CCTP IntegrationProduction
deposit_for_burn
Burns vault USDC through CCTP for an outbound cross-chain transfer.
Handler narrative
- Load the GLAM state or program account required by the instruction and verify the signer.
- Verify that the integration is enabled on the vault and that the caller has the required delegate permission or owner authority.
- Validate the instruction-specific policy, then invoke the external protocol with the vault authority where required.
Required conditions
- The submitted accounts must match the declared account list, signer requirements, writable requirements, fixed program addresses, and account relationships shown below.

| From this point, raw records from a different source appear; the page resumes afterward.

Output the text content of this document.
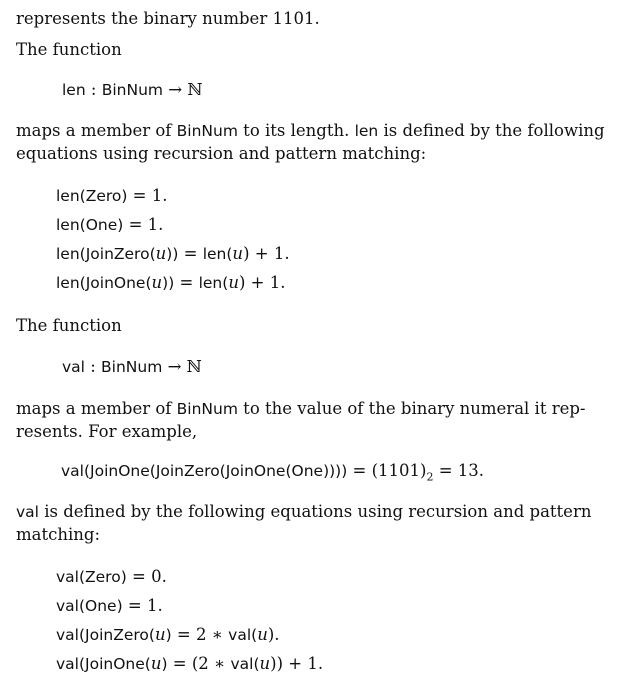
represents the binary number 1101.
The function
len : BinNum → ℕ
maps a member of BinNum to its length. len is defined by the following
equations using recursion and pattern matching:
len(Zero) = 1.
len(One) = 1.
len(JoinZero(u)) = len(u) + 1.
len(JoinOne(u)) = len(u) + 1.
The function
val : BinNum → ℕ
maps a member of BinNum to the value of the binary numeral it rep-
resents. For example,
val(JoinOne(JoinZero(JoinOne(One)))) = $(1101)_2 = 13$.
val is defined by the following equations using recursion and pattern
matching:
val(Zero) = 0.
val(One) = 1.
val(JoinZero(u) = 2 ∗ val(u).
val(JoinOne(u) = (2 ∗ val(u)) + 1.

- The GLAM state account is the source of truth for owner, enabled integrations, delegate permissions, policies, assets, borrowable assets, timelock settings, mint linkage, and pricing records.
- The vault account must be the PDA controlled by the core protocol program and derived conceptually from the state account; instructions use it as the vault authority for SOL, token accounts, and external positions.
- The vault integration ACL must enable this integration before the instruction is accepted; that enablement is defined on the GLAM state account.
- If the signer is not the owner, the delegate ACL on the GLAM state must contain the exact protocol permission required by this instruction; registering a delegate alone is insufficient.
- Instruction-specific destination accounts must satisfy the external protocol's own account model; GLAM validates the accounts it needs for authorization and policy enforcement, then passes the remaining protocol accounts through CPI.
- Asset, amount, and destination restrictions must satisfy the configured transfer or destination policy when that policy is present.
Accounts
Uses the standard Big Seven account pattern, plus the instruction-specific accounts below.
| Account | Role | Description |
|---|---|---|
| sender_authority_pda | read-only | Instruction-specific account supplied by the caller or SDK. |
| burn_token_account | writable | Token account read or written by the instruction. |
| denylist_account | read-only | Instruction-specific account supplied by the caller or SDK. |
| message_transmitter | writable | Instruction-specific account supplied by the caller or SDK. |
| token_messenger | read-only | Instruction-specific account supplied by the caller or SDK. |
| remote_token_messenger | read-only | Instruction-specific account supplied by the caller or SDK. |
| token_minter | read-only | Token mint account used by the instruction. |
| local_token | writable | Instruction-specific account supplied by the caller or SDK. |
| burn_token_mint | writable | Token mint account used by the instruction. |
| message_sent_event_data | signer, writable | Token account read or written by the instruction. |
| message_transmitter_program | read-only | Fixed program or sysvar account required by this instruction. |
| token_messenger_minter_program | read-only | Token mint account used by the instruction. |
| event_authority | read-only | Instruction-specific account supplied by the caller or SDK. |
Arguments
| Argument | Type | Notes |
|---|---|---|
| args | DepositForBurnParams | Instruction parameter object; field details are listed below. Fields: amount: u64; destination_domain: u32; mint_recipient: pubkey; destination_caller: pubkey; max_fee: u64; min_finality_threshold: u32 |
Policy & permissions
- Enable
CCTPon the vault integration ACL. Protocol bitflag:0b00000001. - Delegate permission: CCTP
Transfer(0b0000000000000001). - Destination and asset restrictions must satisfy the configured transfer or destination policy when one is set.
TypeScript SDK usage
await glamClient.cctp.bridgeUsdc(
new BN(1_000_000),
0,
destinationAddress,
{ maxFee: new BN(500_000), minFinalityThreshold: 1000 },
);Cross-instruction constraints
- No additional cross-instruction constraint is documented beyond account initialization, authority checks, and policy validation.